Founded by tradeswomen in 1981, Chicago Women in Trades (CWIT) exists to improve women’s economic equity by increasing their participation in high-skill, blue-collar occupations. Originally established as a support network, CWIT addresses the barriers that prohibit women and girls from entering and succeeding in male-dominated industries by creating opportunities and promoting equitable workplaces and conditions.
In 1978, affirmative action guidelines were first applied to employing women in the construction trades and doors to high-wage, trades careers were cracked open for women. Entrance, however, did not mean equity for women, it meant isolation on the job site, routine encounters with sexual harassment, and discrimination in hiring, training and job retention. In response to this cement ceiling, the sisters in the “brotherhood” of carpenters began a support group and, in 1981, when they were joined in their potlucks and pickets by other tradeswomen, the idea for Chicago Women in Trades was born. Hiring its first staff person in 1984 and its first executive director in 1986, CWIT’s early victories included a successful action against Washburne Trade School, followed, in 1987 by the development of the Pre-Apprenticeship Tutorial Workshop, now Technical Opportunities Program, to increase the number of women prepared to enter the trades. More than thirty years after its establishment, CWIT has grown from a grassroots support group to a nationally recognized tradeswomen’s organization providing leadership in policy development and advocacy as well as models for addressing the still formidable challenge of achieving full career choice and economic equity for women.
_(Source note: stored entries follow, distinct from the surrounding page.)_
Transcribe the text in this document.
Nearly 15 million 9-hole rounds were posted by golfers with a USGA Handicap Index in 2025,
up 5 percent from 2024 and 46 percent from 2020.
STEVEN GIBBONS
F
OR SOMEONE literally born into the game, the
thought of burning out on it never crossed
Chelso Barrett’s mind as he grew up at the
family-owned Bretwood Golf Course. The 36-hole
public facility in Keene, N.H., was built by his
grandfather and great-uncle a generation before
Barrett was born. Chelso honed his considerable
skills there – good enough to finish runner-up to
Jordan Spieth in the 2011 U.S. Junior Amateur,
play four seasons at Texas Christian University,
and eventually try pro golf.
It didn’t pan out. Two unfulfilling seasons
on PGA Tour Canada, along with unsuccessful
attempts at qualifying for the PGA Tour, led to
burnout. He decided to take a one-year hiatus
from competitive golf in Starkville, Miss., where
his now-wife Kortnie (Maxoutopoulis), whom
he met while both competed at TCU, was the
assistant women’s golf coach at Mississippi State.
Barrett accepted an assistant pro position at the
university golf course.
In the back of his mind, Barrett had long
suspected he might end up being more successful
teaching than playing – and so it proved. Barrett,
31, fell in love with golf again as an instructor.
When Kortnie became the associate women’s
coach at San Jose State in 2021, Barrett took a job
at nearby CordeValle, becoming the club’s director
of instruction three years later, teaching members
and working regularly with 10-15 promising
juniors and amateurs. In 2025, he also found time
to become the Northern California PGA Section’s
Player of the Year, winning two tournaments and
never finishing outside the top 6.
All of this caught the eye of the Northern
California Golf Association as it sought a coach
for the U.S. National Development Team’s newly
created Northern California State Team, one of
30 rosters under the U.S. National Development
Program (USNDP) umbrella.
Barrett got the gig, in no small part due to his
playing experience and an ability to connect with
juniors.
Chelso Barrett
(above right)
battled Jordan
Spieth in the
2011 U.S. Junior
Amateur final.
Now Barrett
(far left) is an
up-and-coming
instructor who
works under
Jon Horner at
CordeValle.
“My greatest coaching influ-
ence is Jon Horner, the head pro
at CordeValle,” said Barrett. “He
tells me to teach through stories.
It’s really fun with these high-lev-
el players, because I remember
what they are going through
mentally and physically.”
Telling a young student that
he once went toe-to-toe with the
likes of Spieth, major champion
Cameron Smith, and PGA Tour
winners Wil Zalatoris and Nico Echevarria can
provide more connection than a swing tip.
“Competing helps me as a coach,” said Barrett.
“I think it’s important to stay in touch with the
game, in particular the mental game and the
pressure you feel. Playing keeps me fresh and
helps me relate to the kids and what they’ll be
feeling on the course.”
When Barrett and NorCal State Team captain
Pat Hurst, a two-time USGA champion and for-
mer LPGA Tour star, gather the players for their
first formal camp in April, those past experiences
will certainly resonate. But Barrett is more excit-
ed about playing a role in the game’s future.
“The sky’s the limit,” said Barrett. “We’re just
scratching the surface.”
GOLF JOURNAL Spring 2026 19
The conditions that served as the impetus for CWIT’s development persist. Despite significant gains in careers once thought to be the exclusive province of men, women’s wages remain on average 23% lower than those earned by men, a gap which is at least in part attributable to the occupational segregation that funnels the majority of working women into female dominated, often low-wage, occupations. The under-representation is particularly stark in skilled trades occupations, where women constitute less than 3% of a workforce that numbers over 220,000 in Illinois, despite federal legislation and regulations that prohibit gender discrimination in hiring, set goals for numbers of women working for federally financed contractors, and require the recruitment of women apprentices.
Led by tradeswomen, CWIT continues to work toward changing these statistics by providing support and education to tradeswomen; increasing training for women and girls to enter nontraditional jobs; providing technical assistance to employers, unions, and other tradeswomen groups; documenting trends in the nontraditional workplace; and advocating for improved policies and practices that support women’s access to nontraditional training and jobs, as well as success and safety on the job.
Current programs include:
Established in 1987, the Technical Opportunities Program (TOP) is a pre-apprenticeship program preparing women to compete for and succeed in construction apprenticeship programs and other related nontraditional occupations. CWIT offers three sessions of this 12-week, approximately 180 hour course, serving an average of 75 women annually.
Strong welding skills are sought after in many sectors of our economy. To ensure that women are qualified for and able to advance in these occupations, CWIT is partnering with the Jane Addams Resource Corporation to provide women with welding instruction, primarily geared toward preparing them for entry level manufacturing jobs. The approximately 13 week, full-time training program provide successful graduates with fork lift driving and OSHA 10 certification as well as American Welding Society credentials.
National Center for Women’s Equity in Employment and Apprenticeship
The National Center for Women’s Equity in Employment and Apprenticeship works to level the playing field for women in nontraditional occupations and support their advancement and leadership in these industries. Key strategies include:
To achieve the goal of women’s participation in construction and other industries, institutions must be intentional about their equity goals, implement new strategies, and adapt their policies and practices to ensure that women have an equitable opportunity to learn about, enter and succeed in occupations traditionally held by men. Leading a consortium of nine tradeswomen’s organizations and other subject matter experts from around the country, CWIT works to provide a wide range of technical assistance services and resources that support apprenticeship programs, employers, training providers and the workforce system in setting and meeting gender equity goals. Technical assistance includes EEO planning guidance, toolkits, best practice briefs, curriculum, staff training, replicable program models and other resources and strategies that have proven successful in attracting and retaining women in these fields.
Both locally and, through our leadership of the National Task Force on Tradeswomen Issues, CWIT works to advocate for policies and practices that promote equitable access and working conditions for women entering construction and other nontraditional employment. The focus of this work is on protecting and strengthening the regulations and systems that oversee equal employment opportunity compliance, preserving and expanding public investment in women in nontraditional careers, providing a framework for policymakers, public agencies, developers and contractors to connect women to preparatory programs and promote their retention on publicly funded sites.
Tradeswomen’s Leadership Development
CWIT also works to promote tradeswomen’s self-advocacy to advance policy campaigns and change the industry from the inside, providing education, support groups and women’s committee development and facilitation, mentoring, resources and guidance in understanding their rights, resolving issues on the job, and advancing into positions of leadership.